In health care, the term "co-occurring disorder" has imprecise meaning. Diabetes and hypertension commonly co-occur, complicate the treatment of one another, and, if both are present, lead to less favorable outcomes. The medical care system recognizes the common nature of this co-morbidity, so treating both in an integrated way is standard care.
In the field of substance abuse, "co-occurring disorder" has come to mean co-occurring substance use and psychiatric disorders (McGovern and McLellan, 2008). The detection, diagnosis, and treatment for substance use disorders and psychiatric disorders have become increasingly sophisticated within the parallel and separate mental health and addiction treatment systems that currently exist in the United States. However, when the two disorders co-occur in the same individual, these systems of care do not intersect as well as they do for other medical diseases like hypertension and diabetes.
Epidemiological and clinical studies have revealed that co-occurring psychiatric problems in the context of a substance use disorder are (1) prevalent; (2) associated with negative treatment and life outcomes; and (3) not typically treated using an integrated approach, despite the evidence that integrated treatments are most effective. The most recent estimates from SAMHSA are that 5.4 million adults in the United States have a co-occurring disorder. Most (53.5%) do not receive treatment, and of those who do, only about 10% receive care for both at the same time. Even fewer receive services that are integrated, i.e., delivered by the same person or program (SAMHSA, 2008).

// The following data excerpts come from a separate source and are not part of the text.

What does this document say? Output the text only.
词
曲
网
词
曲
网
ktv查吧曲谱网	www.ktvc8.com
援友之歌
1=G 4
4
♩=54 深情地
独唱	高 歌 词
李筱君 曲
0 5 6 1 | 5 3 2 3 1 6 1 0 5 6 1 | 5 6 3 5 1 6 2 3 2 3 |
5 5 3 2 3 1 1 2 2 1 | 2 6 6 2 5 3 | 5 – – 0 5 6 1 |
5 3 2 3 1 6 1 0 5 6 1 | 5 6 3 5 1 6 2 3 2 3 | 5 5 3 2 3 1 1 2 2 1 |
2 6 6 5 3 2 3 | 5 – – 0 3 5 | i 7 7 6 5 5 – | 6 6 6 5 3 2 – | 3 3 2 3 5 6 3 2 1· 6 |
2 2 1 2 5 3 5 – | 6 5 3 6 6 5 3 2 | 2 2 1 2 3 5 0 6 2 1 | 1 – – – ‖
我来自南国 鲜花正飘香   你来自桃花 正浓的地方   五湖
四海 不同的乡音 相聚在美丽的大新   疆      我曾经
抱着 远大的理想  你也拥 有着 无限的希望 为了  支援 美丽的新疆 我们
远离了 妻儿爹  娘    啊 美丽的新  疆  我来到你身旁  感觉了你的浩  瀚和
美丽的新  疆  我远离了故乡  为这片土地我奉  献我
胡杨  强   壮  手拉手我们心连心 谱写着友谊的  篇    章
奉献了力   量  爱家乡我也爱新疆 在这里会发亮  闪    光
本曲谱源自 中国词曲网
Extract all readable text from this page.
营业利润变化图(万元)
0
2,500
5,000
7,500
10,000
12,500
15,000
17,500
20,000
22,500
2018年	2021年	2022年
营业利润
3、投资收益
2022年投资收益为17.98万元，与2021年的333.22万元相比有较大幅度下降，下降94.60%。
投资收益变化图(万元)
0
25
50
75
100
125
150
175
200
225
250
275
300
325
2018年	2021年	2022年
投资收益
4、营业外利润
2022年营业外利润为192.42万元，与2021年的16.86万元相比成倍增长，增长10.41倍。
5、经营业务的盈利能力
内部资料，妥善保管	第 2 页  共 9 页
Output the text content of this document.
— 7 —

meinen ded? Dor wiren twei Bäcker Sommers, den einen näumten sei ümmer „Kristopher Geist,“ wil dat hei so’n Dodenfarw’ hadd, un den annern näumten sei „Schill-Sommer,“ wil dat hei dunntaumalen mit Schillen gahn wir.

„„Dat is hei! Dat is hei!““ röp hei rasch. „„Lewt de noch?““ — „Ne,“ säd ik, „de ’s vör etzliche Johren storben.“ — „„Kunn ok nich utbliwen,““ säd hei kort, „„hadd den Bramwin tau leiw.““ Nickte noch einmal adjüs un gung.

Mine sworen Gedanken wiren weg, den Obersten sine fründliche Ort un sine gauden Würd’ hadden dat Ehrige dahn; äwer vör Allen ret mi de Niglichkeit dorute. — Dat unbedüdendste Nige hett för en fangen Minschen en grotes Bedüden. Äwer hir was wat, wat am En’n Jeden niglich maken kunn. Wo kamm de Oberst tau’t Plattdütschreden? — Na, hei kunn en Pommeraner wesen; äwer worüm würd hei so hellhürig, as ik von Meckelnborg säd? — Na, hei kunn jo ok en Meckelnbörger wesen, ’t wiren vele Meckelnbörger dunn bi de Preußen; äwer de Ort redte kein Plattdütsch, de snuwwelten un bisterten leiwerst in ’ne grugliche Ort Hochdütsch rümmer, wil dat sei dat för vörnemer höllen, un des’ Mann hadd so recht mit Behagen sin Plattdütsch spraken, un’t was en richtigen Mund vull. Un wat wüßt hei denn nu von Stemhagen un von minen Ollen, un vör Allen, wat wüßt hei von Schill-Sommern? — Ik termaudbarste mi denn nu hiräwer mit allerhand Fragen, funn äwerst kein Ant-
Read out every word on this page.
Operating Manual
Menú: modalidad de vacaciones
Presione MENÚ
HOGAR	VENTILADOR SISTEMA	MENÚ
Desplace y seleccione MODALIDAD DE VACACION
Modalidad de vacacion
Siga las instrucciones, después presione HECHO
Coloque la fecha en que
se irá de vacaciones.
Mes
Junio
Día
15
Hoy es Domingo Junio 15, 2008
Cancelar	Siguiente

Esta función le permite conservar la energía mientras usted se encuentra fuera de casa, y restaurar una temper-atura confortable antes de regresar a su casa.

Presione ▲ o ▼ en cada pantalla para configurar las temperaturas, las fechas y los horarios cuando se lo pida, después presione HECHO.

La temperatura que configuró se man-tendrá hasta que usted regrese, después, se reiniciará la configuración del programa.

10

While the need for integrated care is clearly emerging, there is still separation at policy, practice, and workforce levels between the substance use and psychiatric communities. At the federal level, within the National Institutes of Health there are the National Institute on Mental Health (NIMH), National Institute on Drug Abuse (NIDA), and the National Institute on Alcohol Abuse and Alcoholism (NIAAA). The Department of Health and Human Services includes the Substance Abuse and Mental Health Services Administration (SAMHSA), which offers the promise of integration. But SAMHSA is divided at the next tier into the Center for Mental Health Services (CMHS) and the Center for Substance Abuse Treatment (CSAT). Single state agencies, the primary regulators and funders of mental health and addiction treatment services, are also typically divided along these lines. Providers are licensed, certified, or funded to provide one or the other service, and practitioners receive education, training, and apprenticeships to focus on either substance use or psychiatric disorders.
In the present decade, however, we have witnessed a significant national effort to mobilize improvements in access and integration of mental health and addiction services for people with co-occurring substance use and psychiatric disorders. There has been a national "call to action" in policy documents such as the United States Department of Health and Human Services Substance Abuse and Mental Health Services Administration (SAMHSA) Report to Congress (2002), the Presidents New Freedom Commission on Mental Health (2003), and the Institute of Medicine Quality Chasm series (2005). As a result of increased awareness and motivation, systems and providers now seek more practical guidance about policy, practice, and workforce benchmarks, in order to plan and chart programmatic change, as well as to measure the progress of quality improvement ventures (McGovern and McLellan, 2008; Watkins et al, 2005).
Recently, a measure of program dual diagnosis capability has emerged. The measure, the Dual Diagnosis Capability in Addiction Treatment (DDCAT) index, has translated categories developed by the American Society of Addiction Medicine (ASAM) into practical and operationally defined services. The categories are: Addiction Only Services (AOS), Dual Diagnosis Capable (DDC), and Dual Diagnosis Enhanced (DDE) services (McGovern et al, 2007).
State systems and programs using the DDCAT have effectively initiated policy, practice, and workforce development changes at their levels of operation. Informed consumers, increasingly knowledgeable about the range of possible services for co-occurring disorders, can now make better decisions about where to seek treatment for themselves or a family member. Federal agencies such as the NIH and SAMHSA must continue to support efforts to foster systemic and treatment integration, as well as consider financial and evaluation strategies to sustain the gains made in short term initiatives through the SAMHSA-funded Co-Occurring State Incentive Grant (COSIG) mechanism (five-year infrastructure projects awarded to 19 states).
Finally, the education and training of physicians, nurses, social workers, psychologists, counselors, and other allied health care professionals must offer at least basic generic skills in evidence-based practices for screening, brief intervention, and triage. More highly specialized skills in evidence-based treatments for those professionals invested in this population should also be more readily available with emerging research findings. Substance use and mental health disorders are common, not only in their respective specialty settings, but across all general health care settings and the community. Recognizing and effectively treating these disorders will go far to improving the public health of the millions of Americans and their families who suffer these disorders.